Formulare

Hier finden Sie Formulare, welche für den selbst entscheidenden Patienten notwendig werden können, um das private Umfeld nicht mit der Notwendigkeit einer schweren Entscheidung zu belasten. Dies ist kein Aufruf für oder wider der Organspende oder lebenserhaltender Maßnahmen. Das Ausfüllen einer Patientenverfügung oder eines Organspendeausweises kann aus Sicht der Neuen Medizin nicht mit diesem oder jenem Inhalt richtig oder falsch sein. Der Grund, warum diese Formulare hier aufgelistet sind, ist schlichtweg, im Falle das Falles, dass man nämlich nicht mehr in der Lage ist, eigenständig Entscheidungen zu treffen, die eigenen Angehörigen vor schlimmen Gewissenskonflikten und Streitigkeiten bewahrt, indem man die eigene Meinung klar formuliert vorlegt.

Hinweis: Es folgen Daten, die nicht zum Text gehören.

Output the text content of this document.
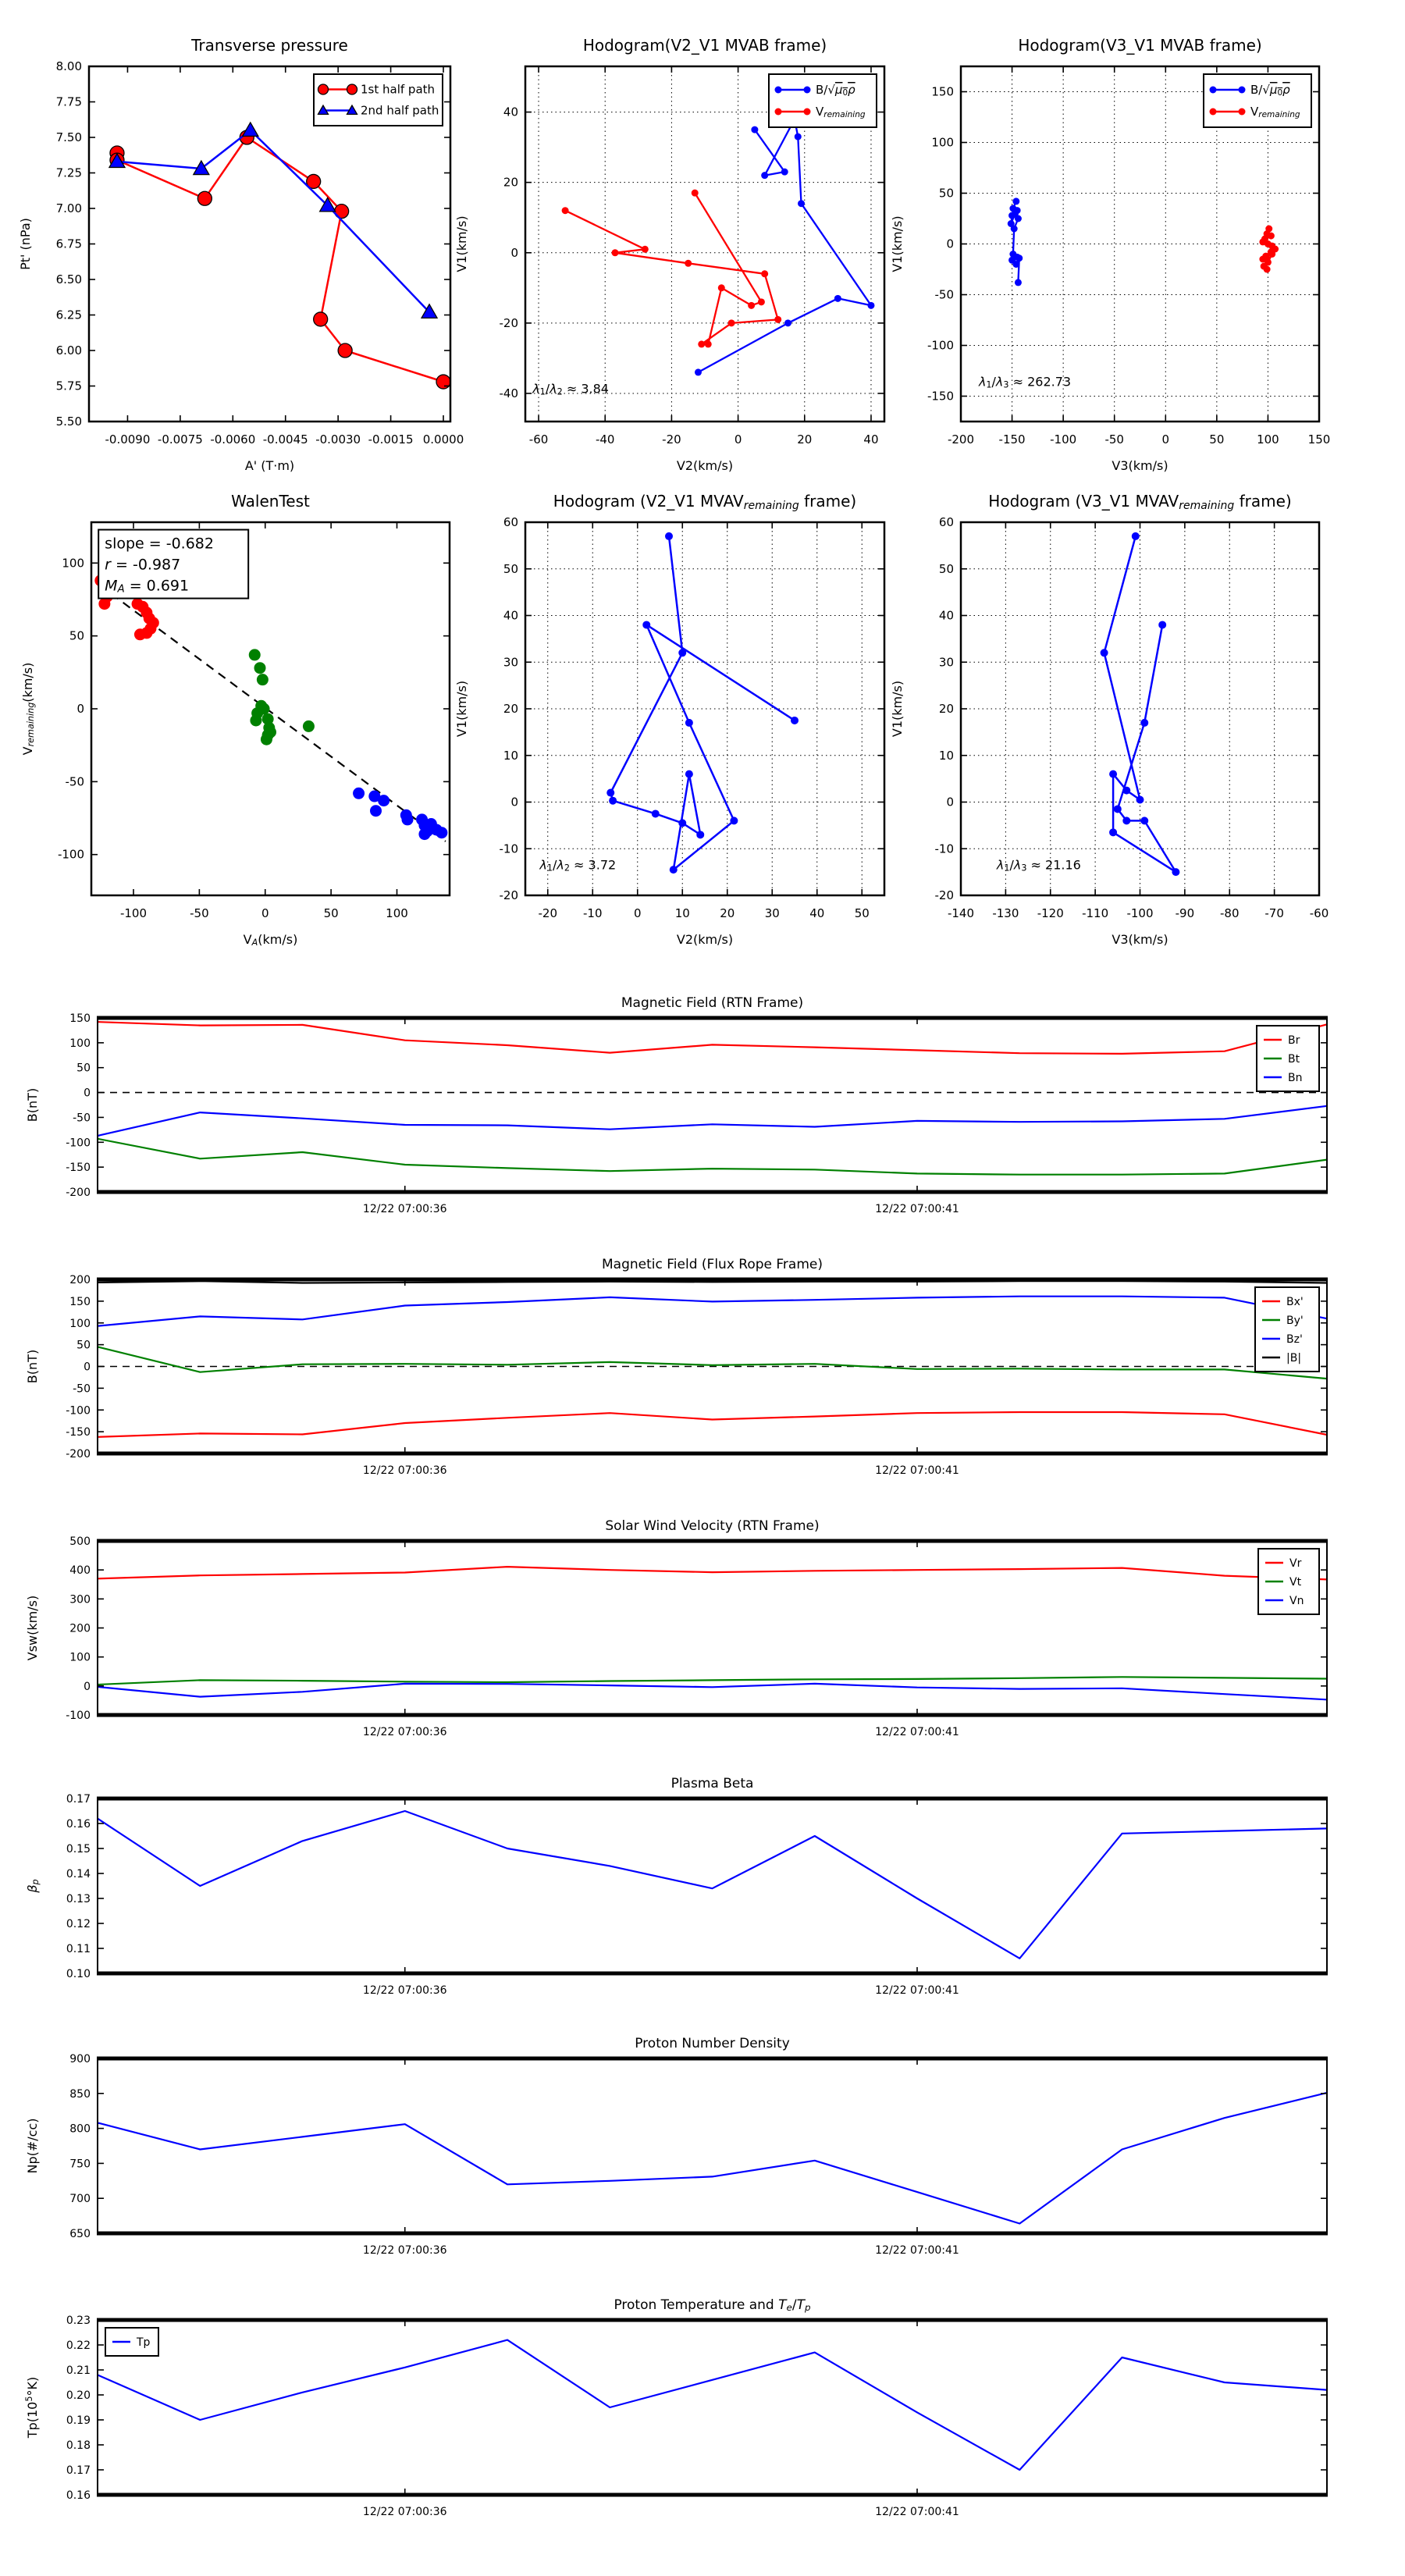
-0.0090 -0.0075 -0.0060 -0.0045 -0.0030 -0.0015 0.0000
5.50
5.75
6.00
6.25
6.50
6.75
7.00
7.25
7.50
7.75
8.00
Transverse pressure
A' (T·m)
Pt' (nPa)
1st half path
2nd half path
-60	-40	-20	0	20	40
-40
-20
0
20
40
Hodogram(V2_V1 MVAB frame)
V2(km/s)
V1(km/s)
λ1/λ2 ≈ 3.84
B/√μ0ρ
Vremaining
-200 -150 -100 -50	0	50	100 150
-150
-100
-50
0
50
100
150
Hodogram(V3_V1 MVAB frame)
V3(km/s)
V1(km/s)
λ1/λ3 ≈ 262.73
B/√μ0ρ
Vremaining
-100	-50	0	50	100
-100
-50
0
50
100
WalenTest
VA(km/s)
Vremaining(km/s)
slope = -0.682
r = -0.987
MA = 0.691
-20 -10	0	10	20	30	40	50
-20
-10
0
10
20
30
40
50
60
Hodogram (V2_V1 MVAVremaining frame)
V2(km/s)
V1(km/s)
λ1/λ2 ≈ 3.72
-140 -130 -120 -110 -100 -90 -80 -70 -60
-20
-10
0
10
20
30
40
50
60
Hodogram (V3_V1 MVAVremaining frame)
V3(km/s)
V1(km/s)
λ1/λ3 ≈ 21.16
12/22 07:00:36	12/22 07:00:41
-200
-150
-100
-50
0
50
100
150
Magnetic Field (RTN Frame)
B(nT)
Br
Bt
Bn
12/22 07:00:36	12/22 07:00:41
-200
-150
-100
-50
0
50
100
150
200
Magnetic Field (Flux Rope Frame)
B(nT)
Bx'
By'
Bz'
|B|
12/22 07:00:36	12/22 07:00:41
-100
0
100
200
300
400
500
Solar Wind Velocity (RTN Frame)
Vsw(km/s)
Vr
Vt
Vn
12/22 07:00:36	12/22 07:00:41
0.10
0.11
0.12
0.13
0.14
0.15
0.16
0.17
Plasma Beta
βp
12/22 07:00:36	12/22 07:00:41
650
700
750
800
850
900
Proton Number Density
Np(#/cc)
12/22 07:00:36	12/22 07:00:41
0.16
0.17
0.18
0.19
0.20
0.21
0.22
0.23
Proton Temperature and Te/Tp
Tp(105°K)
Tp
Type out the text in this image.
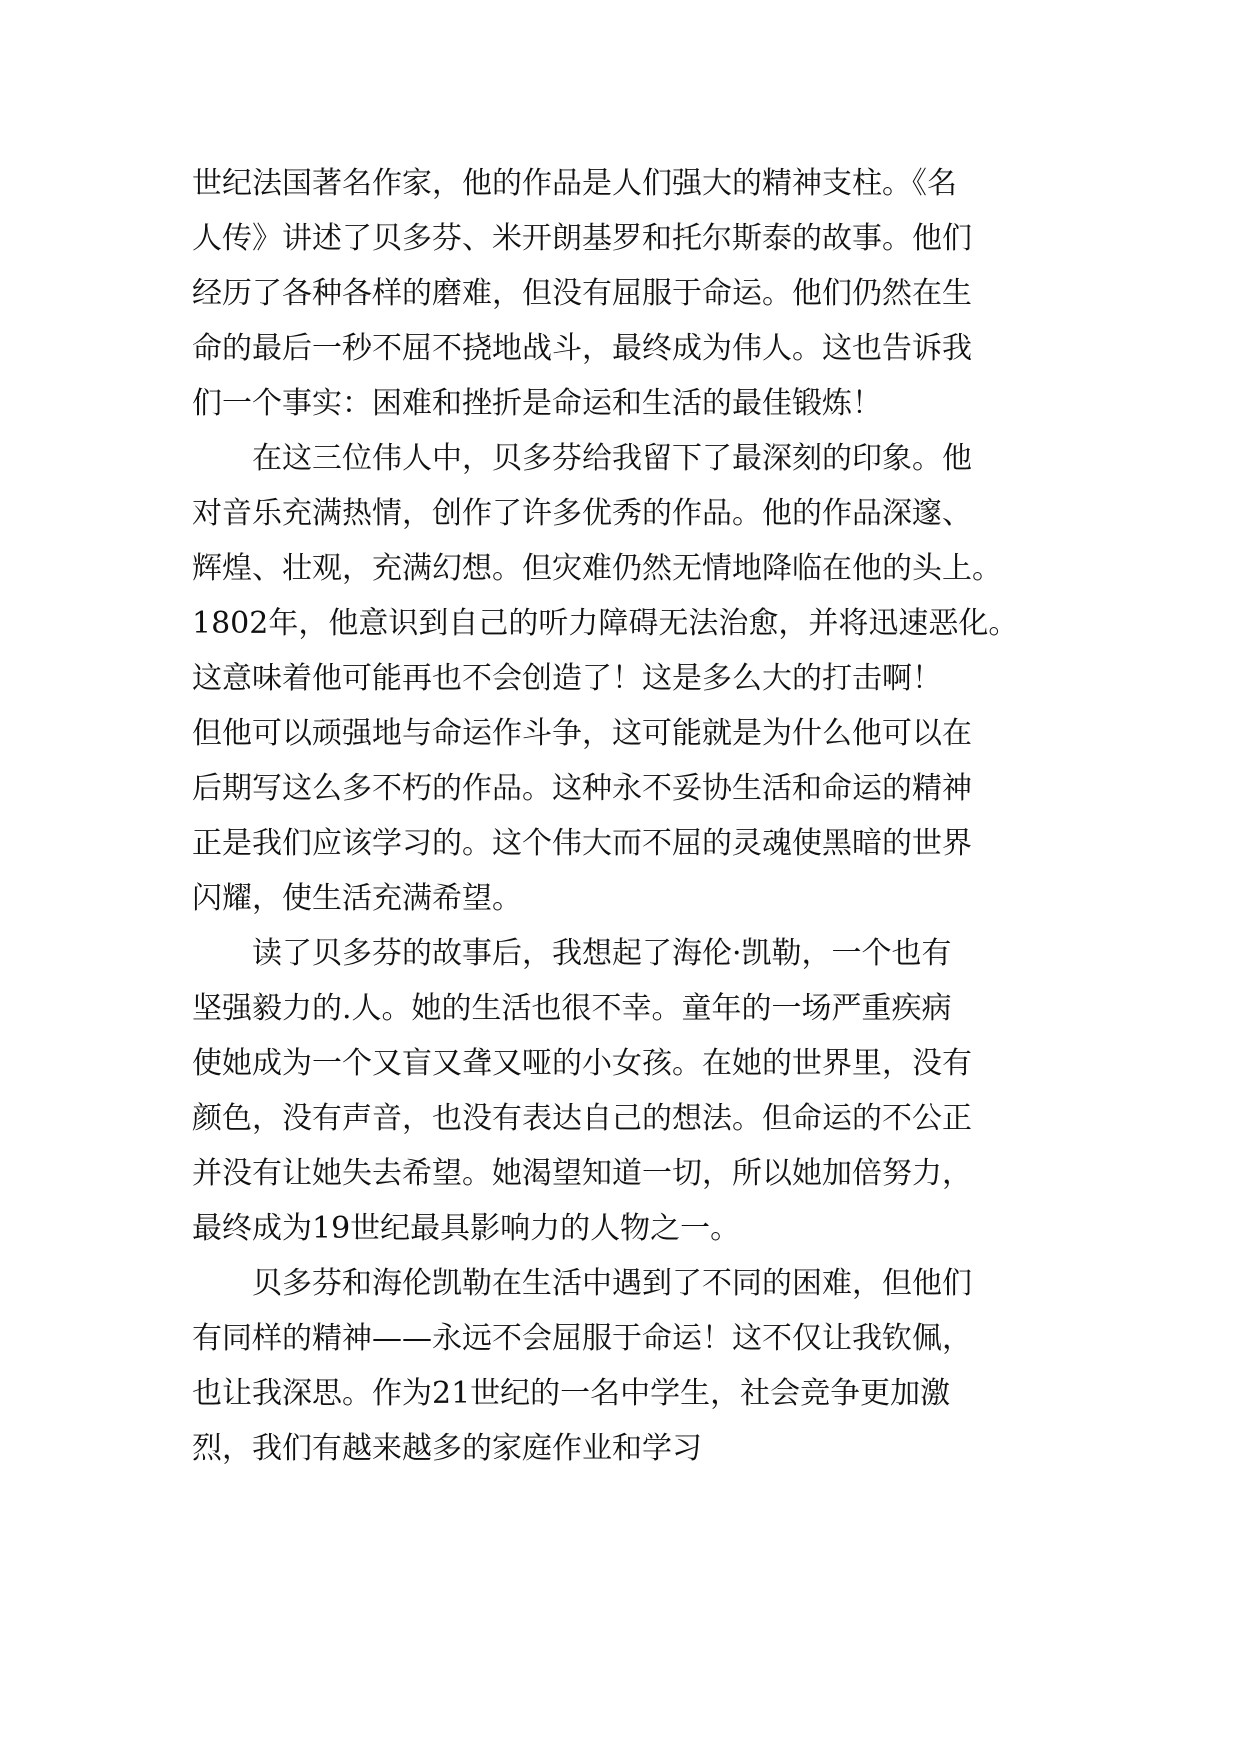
世纪法国著名作家，他的作品是人们强大的精神支柱。《名
人传》讲述了贝多芬、米开朗基罗和托尔斯泰的故事。他们
经历了各种各样的磨难，但没有屈服于命运。他们仍然在生
命的最后一秒不屈不挠地战斗，最终成为伟人。这也告诉我
们一个事实：困难和挫折是命运和生活的最佳锻炼！
　　在这三位伟人中，贝多芬给我留下了最深刻的印象。他
对音乐充满热情，创作了许多优秀的作品。他的作品深邃、
辉煌、壮观，充满幻想。但灾难仍然无情地降临在他的头上。
1802年，他意识到自己的听力障碍无法治愈，并将迅速恶化。
这意味着他可能再也不会创造了！这是多么大的打击啊！
但他可以顽强地与命运作斗争，这可能就是为什么他可以在
后期写这么多不朽的作品。这种永不妥协生活和命运的精神
正是我们应该学习的。这个伟大而不屈的灵魂使黑暗的世界
闪耀，使生活充满希望。
　　读了贝多芬的故事后，我想起了海伦·凯勒，一个也有
坚强毅力的.人。她的生活也很不幸。童年的一场严重疾病
使她成为一个又盲又聋又哑的小女孩。在她的世界里，没有
颜色，没有声音，也没有表达自己的想法。但命运的不公正
并没有让她失去希望。她渴望知道一切，所以她加倍努力，
最终成为19世纪最具影响力的人物之一。
　　贝多芬和海伦凯勒在生活中遇到了不同的困难，但他们
有同样的精神——永远不会屈服于命运！这不仅让我钦佩，
也让我深思。作为21世纪的一名中学生，社会竞争更加激
烈，我们有越来越多的家庭作业和学习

1.Patientenverfügung In einer Patientenverfügung lässt sich quasi jeder Aspekt medizinischer Behandlung im Falle eigener Entscheidungsunfähigkeit im Voraus bestimmen. Das hier vorliegende Muster dient lediglich als Orientierung und kann selbstverständlich beliebig erweitert oder verändert werden. Es ist allerdings notwendig, eine Patientenverfügung durch einen Anwalt oder Notar abklären zu lassen, bevor sie wirksam wird.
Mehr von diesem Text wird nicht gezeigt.